By the time he came to the quays where the small fishing boats were tied up, it was full dark and the first hints of the mage-lights were beginning to glitter below and through the rain-heavy clouds. There, he let himself half-fall down from the pony and took the little pack that Daighi had made for him back in Dúnwick. Several of Maithcuan’s inhabitants were watching him curiously—an obvious stranger and a very young one, dressed in plain but obviously fine clothes. Among those at the quays was a man who was bright with a blue ghost—Ennis knew that meant he was connected to Ennis’ own dance. He was dressed in a léine cut from some cloth Ennis had never seen, and his clóca was shorter than those the Riocha wore and was trimmed in fox fur. His long, tanned features were subtly different from most of those around him, and he had a black tattoo curling down one side of his face: a fanciful bird with a wide, toothed beak that looked as if were about to close on his left eye. Ennis glanced at the man with the shy smile he knew the pattern required, then scampered off through the crowds toward one end of the harbor, leaving the pony behind. He knew without looking that the man would be following him.
At the edge of the town, he clambered up among the rocks of the shore, sliding down into a small ravine where he could no longer see the light of Maithcuan. There, he pulled Treoraí’s Heart from under his léine and lifted it to the brightening mage-lights. They danced toward his upraised hand, curling around the stone and his clenched fist, and he gasped again at the cold wonder of the energy there as it filled the Heart.
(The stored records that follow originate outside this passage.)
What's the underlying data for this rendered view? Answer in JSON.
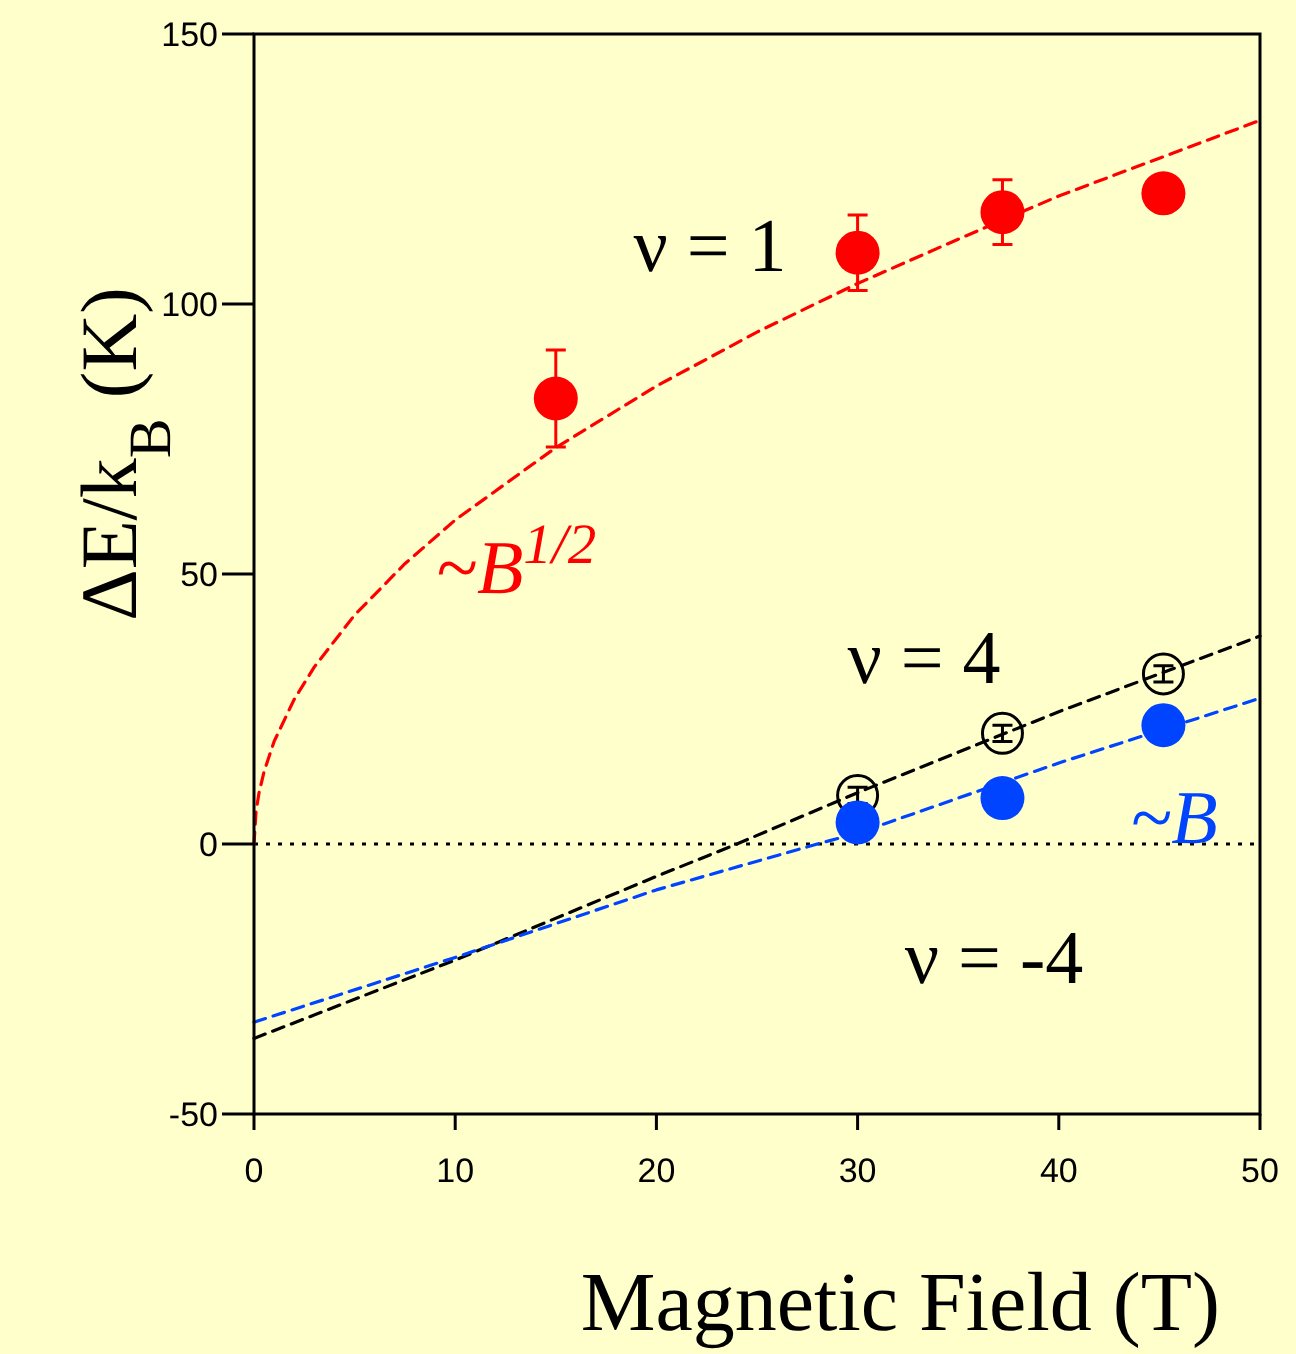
{
  "chart_data": {
    "type": "scatter",
    "xlabel": "Magnetic Field (T)",
    "ylabel": "ΔE/k$_{B}$ (K)",
    "xlim": [
      0,
      50
    ],
    "ylim": [
      -50,
      150
    ],
    "xticks": [
      0,
      10,
      20,
      30,
      40,
      50
    ],
    "yticks": [
      -50,
      0,
      50,
      100,
      150
    ],
    "grid": false,
    "series": [
      {
        "type": "line",
        "color": "#ff0000",
        "line_style": "dashed",
        "marker": "none",
        "x": [
          0,
          0.1,
          0.25,
          0.5,
          1,
          2,
          3,
          5,
          7.5,
          10,
          15,
          20,
          25,
          30,
          35,
          40,
          45,
          50
        ],
        "values": [
          0,
          6,
          9.5,
          13.4,
          19,
          26.8,
          32.8,
          42.4,
          51.9,
          60,
          73.4,
          84.8,
          94.8,
          103.8,
          112,
          120,
          127,
          134
        ]
      },
      {
        "type": "line",
        "color": "#000000",
        "line_style": "dashed",
        "marker": "none",
        "x": [
          0,
          10,
          20,
          24,
          30,
          40,
          50
        ],
        "values": [
          -36,
          -21.5,
          -6,
          0,
          9.5,
          24.5,
          38.5
        ]
      },
      {
        "type": "line",
        "color": "#0044ff",
        "line_style": "dashed",
        "marker": "none",
        "x": [
          0,
          10,
          20,
          28,
          30,
          40,
          50
        ],
        "values": [
          -33,
          -21,
          -8.5,
          0,
          2,
          15,
          27
        ]
      },
      {
        "color": "#ff0000",
        "marker": "circle",
        "x": [
          15,
          30,
          37.2,
          45.2
        ],
        "values": [
          82.5,
          109.5,
          117,
          120.5
        ],
        "errors": [
          9,
          7,
          6,
          null
        ]
      },
      {
        "color": "#000000",
        "x": [
          30,
          37.2,
          45.2
        ],
        "values": [
          9,
          20.5,
          31.5
        ],
        "errors": [
          1.5,
          1.5,
          1.5
        ]
      },
      {
        "color": "#0044ff",
        "marker": "circle",
        "x": [
          30,
          37.2,
          45.2
        ],
        "values": [
          4,
          8.5,
          22
        ]
      }
    ],
    "ref_lines": [
      {
        "axis": "y",
        "value": 0,
        "color": "#000000",
        "line_style": "dotted"
      }
    ],
    "annotations": [
      "ν = 1",
      "~B$^{1/2}$",
      "ν = 4",
      "~B",
      "ν = -4"
    ]
  }
}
When it was done, he reluctantly let go of the cloch and the mage-light slid upward toward the clouds. Ennis took a shuddering breath, waiting, and he heard the expected voice, echoed by the blue ghosts.
“You’re taking chances doing that out here in the open, young Tiarna, with no one around.”
Ennis let himself start as if surprised, his mouth open in fear, his eyes wide. He let himself speak the blue words. “Who . . . who are you? Stay back. I’m warning you . . .”
The tattooed man was on the rocks above him, his form dimly outlined in the watch fires along the harbor. His face was shadowed and dark, not even the eyes visible, but his voice was like the sound of a horn, rich and sonorous, and thick with an accent Ennis had never heard before. “No need to trouble yourself. I mean you no harm. I’m only surprised at seeing a boy, without his parents or guardians, holding a cloch na thintrí up to the sky. It’s rare you see anyone with a cloch who’s not a Riocha, even a clochmion. There’d be those who’d wonder how you came to have it, who’d wonder whether you stole it, for example, and from whom.”
“I’m not a thief,” Ennis said, the blue ghost giving his voice the heat of someone unjustly accused. “I’m not. I didn’t take it from anyone. It was given to me. It’s mine.”
The man laughed gently at that. “From what I know, that’s what anyone with a cloch would say. I understand that once you hold one, you can’t willingly give it up. Is that true, young Tiarna?”
Ennis shrugged, a quick lift of the shoulders. He sniffed, as if he were cold and tired and scared. He heard a scraping of rock as the man came down the rocks into the little ravine, moving with the grace of someone used to walking on rough terrain. “Where are the ones who should be watching you?” he said. “Back at the harbor? At the inn? They must be worried about you, especially with the mage-lights. Come; I’ll take you back to them . . .” The man held out a hand.